Assistance au Rwanda

Destruction systématique d'un groupe ethnique, telle est la définition
du génocide. C'est la raison pour laquelle, tout comme vous, Monsieur
Millon, j'ai moi-même utilisé ce terme il y a quelques jours, puisque
c'est bien de cela qu'il s'agit au Rwanda. Face à l'offensive du front
patriotique rwandais, les troupes gouvernementales rwandaises se sont
livrées à une élimination systématique de la population tutsie, ce qui
a provoqué ensuite la généralisation des massacres.

La France a dénoncé, avec la plus grande fermeté, cette
situation.

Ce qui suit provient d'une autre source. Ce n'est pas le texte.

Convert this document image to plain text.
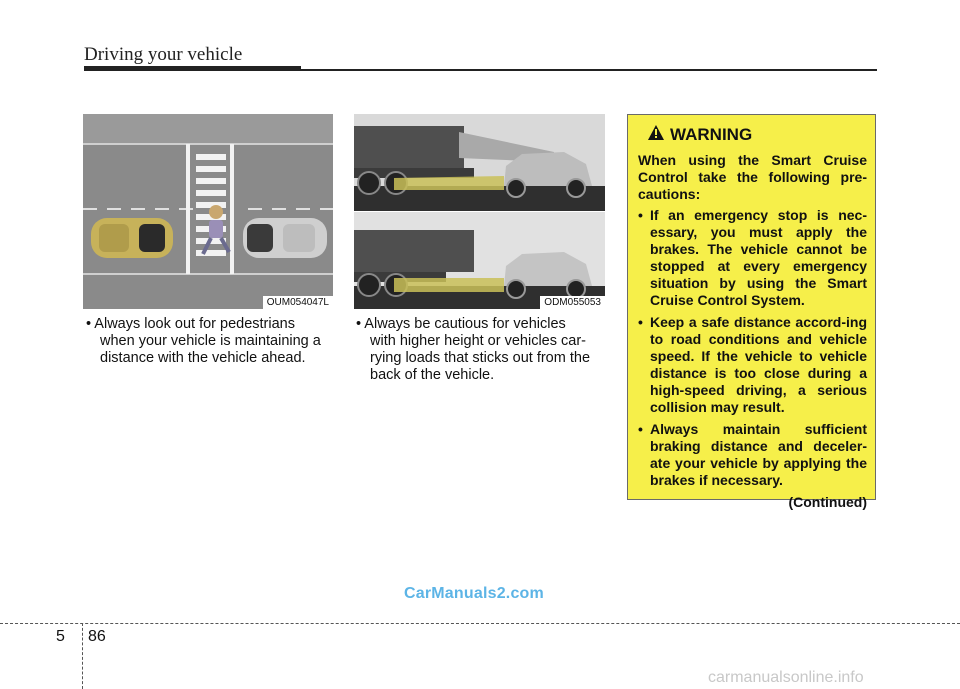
Driving your vehicle
OUM054047L	ODM055053
• Always look out for pedestrians
when your vehicle is maintaining a
distance with the vehicle ahead.
• Always be cautious for vehicles
with higher height or vehicles car-
rying loads that sticks out from the
back of the vehicle.
WARNING

When using the Smart Cruise Control take the following pre-cautions:

• If an emergency stop is nec-essary, you must apply the brakes. The vehicle cannot be stopped at every emergency situation by using the Smart Cruise Control System.
• Keep a safe distance accord-ing to road conditions and vehicle speed. If the vehicle to vehicle distance is too close during a high-speed driving, a serious collision may result.
• Always maintain sufficient braking distance and deceler-ate your vehicle by applying the brakes if necessary.
(Continued)
CarManuals2.com
5 86
carmanualsonline.info
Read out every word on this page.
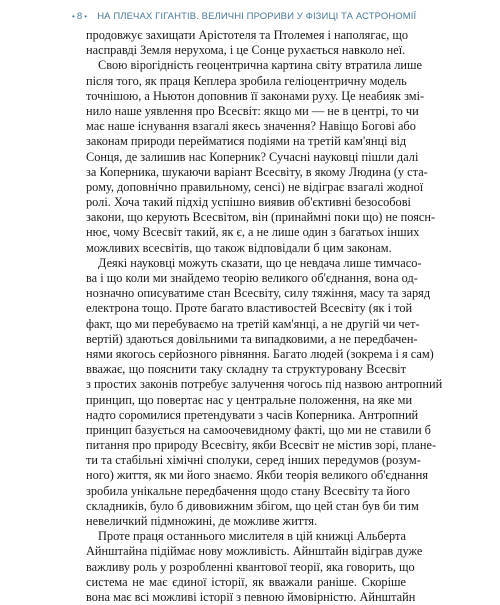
• 8 • НА ПЛЕЧАХ ГІГАНТІВ. ВЕЛИЧНІ ПРОРИВИ У ФІЗИЦІ ТА АСТРОНОМІЇ
продовжує захищати Арістотеля та Птолемея і наполягає, що
насправді Земля нерухома, і це Сонце рухається навколо неї.
Свою вірогідність геоцентрична картина світу втратила лише
після того, як праця Кеплера зробила геліоцентричну модель
точнішою, а Ньютон доповнив її законами руху. Це неабияк змі-
нило наше уявлення про Всесвіт: якщо ми — не в центрі, то чи
має наше існування взагалі якесь значення? Навіщо Богові або
законам природи перейматися подіями на третій кам'янці від
Сонця, де залишив нас Коперник? Сучасні науковці пішли далі
за Коперника, шукаючи варіант Всесвіту, в якому Людина (у ста-
рому, доповнічно правильному, сенсі) не відіграє взагалі жодної
ролі. Хоча такий підхід успішно виявив об'єктивні безособові
закони, що керують Всесвітом, він (принаймні поки що) не поясн-
нює, чому Всесвіт такий, як є, а не лише один з багатьох інших
можливих всесвітів, що також відповідали б цим законам.
Деякі науковці можуть сказати, що це невдача лише тимчасо-
ва і що коли ми знайдемо теорію великого об'єднання, вона од-
нозначно описуватиме стан Всесвіту, силу тяжіння, масу та заряд
електрона тощо. Проте багато властивостей Всесвіту (як і той
факт, що ми перебуваємо на третій кам'янці, а не другій чи чет-
вертій) здаються довільними та випадковими, а не передбачен-
нями якогось серйозного рівняння. Багато людей (зокрема і я сам)
вважає, що пояснити таку складну та структуровану Всесвіт
з простих законів потребує залучення чогось під назвою антропний
принцип, що повертає нас у центральне положення, на яке ми
надто соромилися претендувати з часів Коперника. Антропний
принцип базується на самоочевидному факті, що ми не ставили б
питання про природу Всесвіту, якби Всесвіт не містив зорі, плане-
ти та стабільні хімічні сполуки, серед інших передумов (розум-
ного) життя, як ми його знаємо. Якби теорія великого об'єднання
зробила унікальне передбачення щодо стану Всесвіту та його
складників, було б дивовижним збігом, що цей стан був би тим
невеличкий підмножині, де можливе життя.
Проте праця останнього мислителя в цій книжці Альберта
Айнштайна підіймає нову можливість. Айнштайн відіграв дуже
важливу роль у розробленні квантової теорії, яка говорить, що
система не має єдиної історії, як вважали раніше. Скоріше
вона має всі можливі історії з певною ймовірністю. Айнштайн
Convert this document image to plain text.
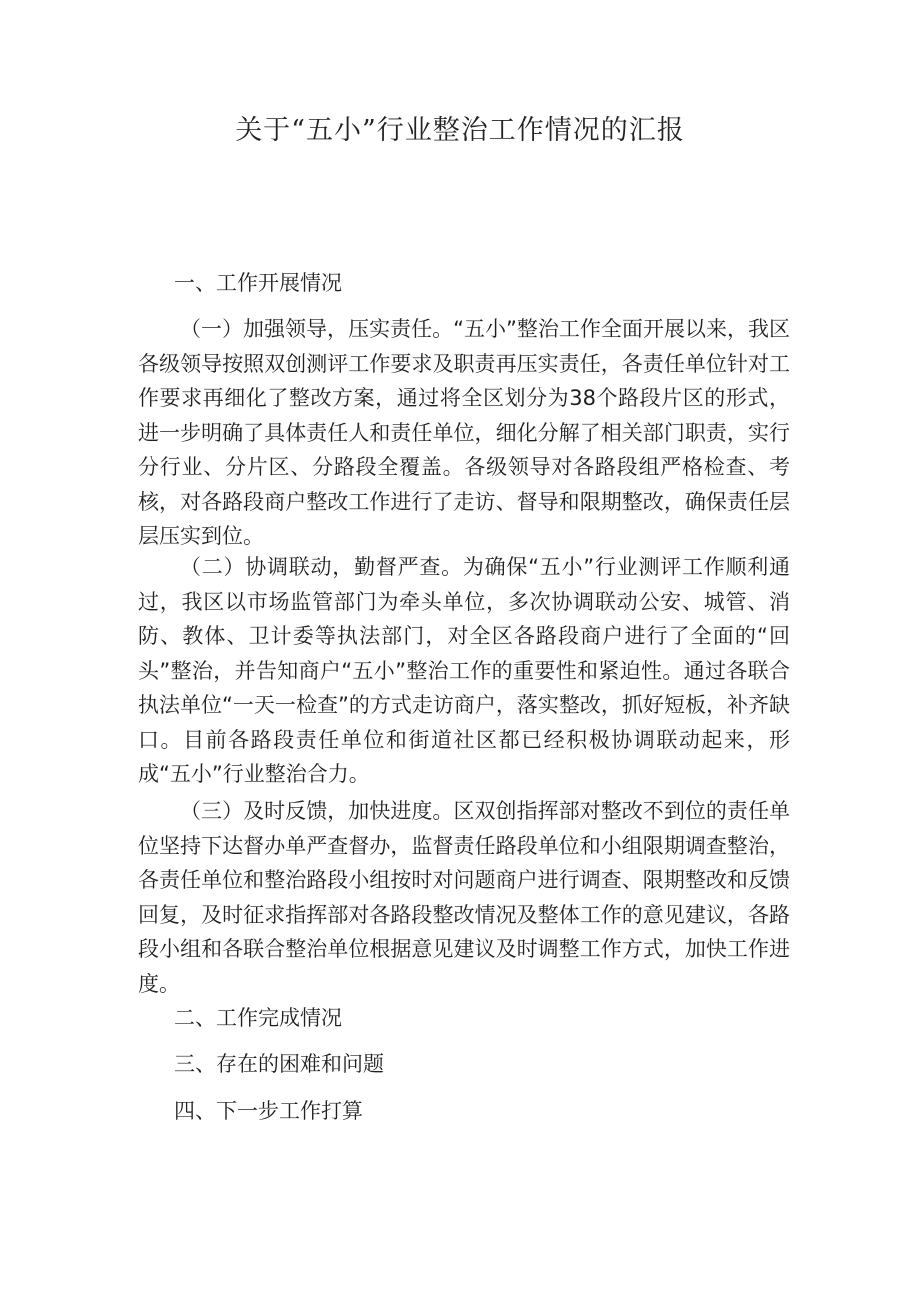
关于“五小”行业整治工作情况的汇报
一、工作开展情况

（一）加强领导，压实责任。“五小”整治工作全面开展以来，我区各级领导按照双创测评工作要求及职责再压实责任，各责任单位针对工作要求再细化了整改方案，通过将全区划分为38个路段片区的形式，进一步明确了具体责任人和责任单位，细化分解了相关部门职责，实行分行业、分片区、分路段全覆盖。各级领导对各路段组严格检查、考核，对各路段商户整改工作进行了走访、督导和限期整改，确保责任层层压实到位。

（二）协调联动，勤督严查。为确保“五小”行业测评工作顺利通过，我区以市场监管部门为牵头单位，多次协调联动公安、城管、消防、教体、卫计委等执法部门，对全区各路段商户进行了全面的“回头”整治，并告知商户“五小”整治工作的重要性和紧迫性。通过各联合执法单位“一天一检查”的方式走访商户，落实整改，抓好短板，补齐缺口。目前各路段责任单位和街道社区都已经积极协调联动起来，形成“五小”行业整治合力。

（三）及时反馈，加快进度。区双创指挥部对整改不到位的责任单位坚持下达督办单严查督办，监督责任路段单位和小组限期调查整治，各责任单位和整治路段小组按时对问题商户进行调查、限期整改和反馈回复，及时征求指挥部对各路段整改情况及整体工作的意见建议，各路段小组和各联合整治单位根据意见建议及时调整工作方式，加快工作进度。

二、工作完成情况
三、存在的困难和问题
四、下一步工作打算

Mais nous ne nous sommes pas contentés d'une dénonciation,
nous avons également demandé qu'une enquête internationale, conduite
par la commission des droits de l'homme des Nations unies, soit
diligentée dans les plus brefs délais, pour établir les faits et punir
les coupables.

Nous avons souhaité aussi qu'une force internationale vienne
s'interposer au Rwanda et y assurer l'acheminement de l'aide
humanitaire. Comme vous l'avez dit, Monsieur le président, tel n'a pas
été le point de vue de toutes les grandes puissances, et nous avons eu
beaucoup de difficultés à faire voter la résolution du Conseil de
sécurité qui a finalement été adoptée, il y a quarante-huit
heures. Elle prévoit l'envoi de 5.500 hommes au Rwanda pour favoriser
l'acheminement de l'aide humanitaire et protéger ceux qui sont
présents sur le terrain, au titre des organisations non
gouvernementales. Il a fallu beaucoup d'énergie de la part de la
diplomatie française pour faire adopter cette décision.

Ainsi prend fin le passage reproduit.